Tuesday, October 09, 2012

Can we learn how to live together? It seems not.

Whether is it Syria or the carnage in Northern Nigeria and Mali, it seems, we haven't yet learnt how to live together, despite our differences. Martin Luther King (Jnr) is often qouted to have said,

"We must all learn to live together as brothers or we will perish together as fools. This is the great challenge of the hour. This is true of individuals. It is true of nations. No individual can live alone. No nation can live alone." (December 18, 1963)

He made this statement in the context of reflecting on the scientific achievements, in the USA and the evolving one-ness of the globe, He refers in this speech to "an inescapable network of mutuality tied in a single garment of destiny..."  Even though King was a fervant believer in the American Dream, he made a critical point about our common humanity and common destiny in dealing with the challenges we face.

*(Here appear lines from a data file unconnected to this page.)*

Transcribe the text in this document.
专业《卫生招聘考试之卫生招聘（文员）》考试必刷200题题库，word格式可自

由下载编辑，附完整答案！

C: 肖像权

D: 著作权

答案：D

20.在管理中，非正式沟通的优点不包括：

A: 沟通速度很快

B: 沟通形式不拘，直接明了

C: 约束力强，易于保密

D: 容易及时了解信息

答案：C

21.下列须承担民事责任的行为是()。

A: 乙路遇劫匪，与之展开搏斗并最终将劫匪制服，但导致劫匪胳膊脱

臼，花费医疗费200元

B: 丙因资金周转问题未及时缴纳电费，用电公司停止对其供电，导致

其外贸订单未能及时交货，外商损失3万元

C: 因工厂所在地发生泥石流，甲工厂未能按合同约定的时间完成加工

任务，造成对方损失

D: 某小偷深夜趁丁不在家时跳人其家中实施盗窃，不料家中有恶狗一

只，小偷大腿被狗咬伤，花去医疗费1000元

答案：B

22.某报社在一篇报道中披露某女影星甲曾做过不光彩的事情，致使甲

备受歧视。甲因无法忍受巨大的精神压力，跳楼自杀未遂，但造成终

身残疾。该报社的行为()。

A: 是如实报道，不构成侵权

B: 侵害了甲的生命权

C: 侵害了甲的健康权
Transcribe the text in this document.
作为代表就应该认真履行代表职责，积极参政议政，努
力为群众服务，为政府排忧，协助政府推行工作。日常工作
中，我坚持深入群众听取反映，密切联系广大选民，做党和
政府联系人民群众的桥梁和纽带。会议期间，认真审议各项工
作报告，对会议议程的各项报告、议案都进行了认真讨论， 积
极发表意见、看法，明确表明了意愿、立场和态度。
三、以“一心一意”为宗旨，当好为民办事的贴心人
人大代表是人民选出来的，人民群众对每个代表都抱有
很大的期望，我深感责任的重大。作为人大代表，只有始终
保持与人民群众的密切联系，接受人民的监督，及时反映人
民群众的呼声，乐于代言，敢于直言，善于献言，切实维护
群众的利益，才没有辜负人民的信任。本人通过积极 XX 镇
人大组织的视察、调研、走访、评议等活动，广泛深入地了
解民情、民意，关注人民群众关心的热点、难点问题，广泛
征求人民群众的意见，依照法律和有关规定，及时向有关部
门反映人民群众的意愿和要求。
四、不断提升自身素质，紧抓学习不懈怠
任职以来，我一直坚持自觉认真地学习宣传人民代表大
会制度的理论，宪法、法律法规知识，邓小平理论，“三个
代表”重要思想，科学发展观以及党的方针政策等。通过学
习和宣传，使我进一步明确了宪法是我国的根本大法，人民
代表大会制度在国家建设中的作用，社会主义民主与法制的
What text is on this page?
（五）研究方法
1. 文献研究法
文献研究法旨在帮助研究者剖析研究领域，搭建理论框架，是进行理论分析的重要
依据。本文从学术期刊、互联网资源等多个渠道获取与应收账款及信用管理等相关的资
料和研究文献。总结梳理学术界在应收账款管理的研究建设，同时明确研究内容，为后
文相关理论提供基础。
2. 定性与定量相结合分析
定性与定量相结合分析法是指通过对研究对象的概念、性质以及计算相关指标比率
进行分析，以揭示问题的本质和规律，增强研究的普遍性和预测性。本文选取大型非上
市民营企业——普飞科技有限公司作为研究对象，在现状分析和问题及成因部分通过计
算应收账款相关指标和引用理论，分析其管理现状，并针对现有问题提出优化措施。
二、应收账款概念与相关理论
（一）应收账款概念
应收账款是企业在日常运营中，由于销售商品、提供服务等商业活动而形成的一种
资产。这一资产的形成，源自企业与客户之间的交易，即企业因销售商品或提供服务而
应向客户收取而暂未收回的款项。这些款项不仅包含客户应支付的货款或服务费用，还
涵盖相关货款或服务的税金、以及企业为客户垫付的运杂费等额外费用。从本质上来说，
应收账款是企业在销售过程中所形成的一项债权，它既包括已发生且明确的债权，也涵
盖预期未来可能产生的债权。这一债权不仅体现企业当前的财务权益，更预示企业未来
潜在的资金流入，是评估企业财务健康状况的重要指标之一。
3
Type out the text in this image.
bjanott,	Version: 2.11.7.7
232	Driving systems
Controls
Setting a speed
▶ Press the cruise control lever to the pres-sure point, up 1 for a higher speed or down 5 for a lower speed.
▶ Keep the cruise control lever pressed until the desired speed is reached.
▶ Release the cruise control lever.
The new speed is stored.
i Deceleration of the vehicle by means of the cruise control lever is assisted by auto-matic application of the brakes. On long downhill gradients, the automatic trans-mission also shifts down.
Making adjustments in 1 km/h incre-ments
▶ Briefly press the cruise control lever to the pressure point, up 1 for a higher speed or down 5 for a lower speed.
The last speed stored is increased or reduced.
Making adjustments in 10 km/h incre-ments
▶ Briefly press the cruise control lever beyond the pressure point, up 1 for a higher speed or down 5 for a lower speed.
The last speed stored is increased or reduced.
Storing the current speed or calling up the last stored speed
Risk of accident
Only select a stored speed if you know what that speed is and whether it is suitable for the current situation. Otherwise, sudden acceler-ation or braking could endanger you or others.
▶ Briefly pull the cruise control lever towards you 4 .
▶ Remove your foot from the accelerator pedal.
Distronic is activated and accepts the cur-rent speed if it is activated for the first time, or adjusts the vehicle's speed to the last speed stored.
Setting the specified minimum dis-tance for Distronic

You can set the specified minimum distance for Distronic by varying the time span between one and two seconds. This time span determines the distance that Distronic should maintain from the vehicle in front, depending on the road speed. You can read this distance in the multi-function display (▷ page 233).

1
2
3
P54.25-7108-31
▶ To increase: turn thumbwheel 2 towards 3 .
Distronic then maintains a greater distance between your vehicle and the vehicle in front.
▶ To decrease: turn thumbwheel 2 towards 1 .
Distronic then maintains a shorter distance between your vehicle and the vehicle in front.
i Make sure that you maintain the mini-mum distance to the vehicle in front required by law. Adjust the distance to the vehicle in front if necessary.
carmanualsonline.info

I wonder though why we have not been able to learn to live together. Perhaps one of the reasons might be a blind belief in the myth that unity, asumes uniformity and that "otherness" somehow defile or compromise my way of living or believing. One of the fundamental tennets of colonial thinking is the notion of sharp distinctions and opposites... which relates to wrong or right, good or evil, pure and dirty, etc.  Have we been able to overcome this kind of thinking, as we moved towards political "independance"?

It seems that the imagination and ways of colonial mentality remained intact, even when black bodies now sit in the chambers of parliament or drive the plush German sedans (made for politicians)? In terms of this logic it therefore makes perfect sense when the current South African regime use the same laws against mineworkers protesting for equality in the workplace, that the Nationalist government wrote back in the days. It make sense when those who spread the carnage in the name of God, simply use the same weapons bought on the international arms market, enriching the usual suspects, and simply baptise it with some holy religious water.

Somehow we have to transcend this imagination. Perhaps the notion of "learning" by King, is not helpfull. How do we reshape a new imagination, core worldviews and go deeper then political expediency and learning- perhaps that's the burning bush.